Seperti ia sedang ingin mengkonkritkan apa-apa yang dulu suka ia tulis degan
gaya bahasa yang mengabur dan implisit.
Kesimpulan
Secara
garis besar, penulis menyimpulkan bahwa puisi-puisi dalam buku Pengakuan ini
adalah puisi-puisi perjalanan hidup yang meskipun sebenarnya didasari oleh
pengalaman personal, mereka bersifat universal karena ditulis dengan bahasa
majasi. Misalnya saja ketika Mas Rahman mengalami jatuh cinta, dengan puisinya,
ia berhasil meyakinkan orang lain untuk merasa bahwa setiap orang yang jatuh
cinta harusnya memiliki pengalaman dan menulis puisi seperti yang ia tulis.

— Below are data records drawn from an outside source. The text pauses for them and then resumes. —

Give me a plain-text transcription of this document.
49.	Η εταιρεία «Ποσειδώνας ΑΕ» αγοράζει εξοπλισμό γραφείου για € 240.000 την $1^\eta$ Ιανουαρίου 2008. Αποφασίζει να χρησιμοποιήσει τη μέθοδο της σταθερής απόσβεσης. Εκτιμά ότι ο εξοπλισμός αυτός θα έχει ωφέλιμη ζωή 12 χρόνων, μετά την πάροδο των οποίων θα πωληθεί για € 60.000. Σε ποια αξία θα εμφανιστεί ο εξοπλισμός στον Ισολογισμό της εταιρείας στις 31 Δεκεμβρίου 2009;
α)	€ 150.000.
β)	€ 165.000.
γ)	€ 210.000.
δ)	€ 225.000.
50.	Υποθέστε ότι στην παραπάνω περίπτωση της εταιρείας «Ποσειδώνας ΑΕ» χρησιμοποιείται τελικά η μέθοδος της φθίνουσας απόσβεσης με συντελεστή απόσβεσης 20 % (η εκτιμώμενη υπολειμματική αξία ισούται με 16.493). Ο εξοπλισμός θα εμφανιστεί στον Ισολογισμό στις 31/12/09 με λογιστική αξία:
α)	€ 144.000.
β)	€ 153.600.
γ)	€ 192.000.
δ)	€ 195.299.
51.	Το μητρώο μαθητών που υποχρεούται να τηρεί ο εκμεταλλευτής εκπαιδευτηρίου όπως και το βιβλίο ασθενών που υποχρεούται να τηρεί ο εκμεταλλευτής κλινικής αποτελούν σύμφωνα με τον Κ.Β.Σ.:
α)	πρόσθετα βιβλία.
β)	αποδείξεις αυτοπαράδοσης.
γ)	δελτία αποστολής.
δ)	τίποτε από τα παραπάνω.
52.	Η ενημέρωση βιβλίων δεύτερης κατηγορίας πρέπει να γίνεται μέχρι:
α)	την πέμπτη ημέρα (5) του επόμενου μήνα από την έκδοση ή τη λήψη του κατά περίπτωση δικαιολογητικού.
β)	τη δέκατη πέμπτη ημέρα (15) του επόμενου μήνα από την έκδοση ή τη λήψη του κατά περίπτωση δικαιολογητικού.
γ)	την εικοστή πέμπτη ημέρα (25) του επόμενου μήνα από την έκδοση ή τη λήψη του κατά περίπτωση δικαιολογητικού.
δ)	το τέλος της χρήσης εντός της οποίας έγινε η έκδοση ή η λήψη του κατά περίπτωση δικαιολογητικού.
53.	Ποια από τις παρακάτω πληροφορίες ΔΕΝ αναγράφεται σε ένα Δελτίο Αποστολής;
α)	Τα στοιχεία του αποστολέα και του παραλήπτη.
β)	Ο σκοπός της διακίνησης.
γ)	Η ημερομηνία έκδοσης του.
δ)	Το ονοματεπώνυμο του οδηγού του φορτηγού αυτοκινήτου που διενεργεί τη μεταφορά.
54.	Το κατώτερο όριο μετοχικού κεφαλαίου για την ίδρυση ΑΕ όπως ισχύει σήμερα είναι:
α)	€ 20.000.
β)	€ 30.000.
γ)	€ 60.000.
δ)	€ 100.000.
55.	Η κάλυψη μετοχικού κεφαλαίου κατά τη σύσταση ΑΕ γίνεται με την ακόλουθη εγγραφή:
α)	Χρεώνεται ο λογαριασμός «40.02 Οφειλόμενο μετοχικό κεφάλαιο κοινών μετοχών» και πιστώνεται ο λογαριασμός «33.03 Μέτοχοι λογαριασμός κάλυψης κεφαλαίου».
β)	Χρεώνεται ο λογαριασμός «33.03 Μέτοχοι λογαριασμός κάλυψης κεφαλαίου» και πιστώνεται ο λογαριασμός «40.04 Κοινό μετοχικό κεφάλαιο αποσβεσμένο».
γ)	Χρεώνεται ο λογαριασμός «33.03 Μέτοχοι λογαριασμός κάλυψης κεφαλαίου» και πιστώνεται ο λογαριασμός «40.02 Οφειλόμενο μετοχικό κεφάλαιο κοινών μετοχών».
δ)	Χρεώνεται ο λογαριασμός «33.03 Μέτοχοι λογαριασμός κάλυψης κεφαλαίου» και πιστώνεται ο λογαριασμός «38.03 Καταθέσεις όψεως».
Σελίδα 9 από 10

Begitupun ketika ia mengangkat kegelisahan, orang-orang yang membaca puisiya
akan terseret untuk ikut-ikutan gelisah pada sesuatu yang selama ini tidak
mereka perhatikan. Selain permainan rima dan pilihan kata-kata yang membuat
kita jadi tertarik membuka lagi Kamus Besar Bahasa Indonesia, sifat kesemestaan
inilah yang menjadi kekuatan inti dari sajak-sajak Pengakuan Rahman El Hakim.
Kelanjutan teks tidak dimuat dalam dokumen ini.